Pokross was vaguely aware of his mission. Cary had asked for the meeting because of certain concerns he had about being arrested at any minute. As usual, all the concerns involved Francis Warrington Gillet III. Cary was convinced that Warrington was a cooperating witness. Cary barely spoke on the phone anymore and never to Warrington. He had recently become convinced somebody was following him on the street. After Cary requested the meeting, the FBI wired up Pokross and tasked him with exploring Cary's Warrington-phobia.
At the Sparks bar, Pokross ordered Absolut on the rocks with a twist of lime. This was a Tuesday in August and Manhattan wasn't its usual bustling self. The people who could afford it were already out in the Hamptons. The rest were waiting for the weekend to do the same. Still the bar was unusually crowded and Cary was late. Pokross chatted with the bartender and checked his cell phone voice mail.
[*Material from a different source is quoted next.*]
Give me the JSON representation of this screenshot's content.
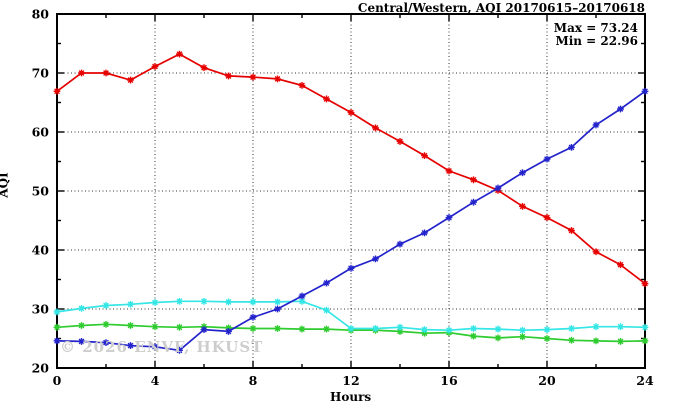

There he discovered a message from Cary saying he was sitting at the bar at Sparks. Pokross looked down the bar.
"Hey, Cary," he said, pushing his way through the crowd to the other end of the bar.
"How long you been sitting there?" Cary asked, startled.
"Five minutes," Pokross said. "You got to be kidding. You were sitting over there?"
They both laughed, and Cary lied about how he was turning thirty-nine in a month.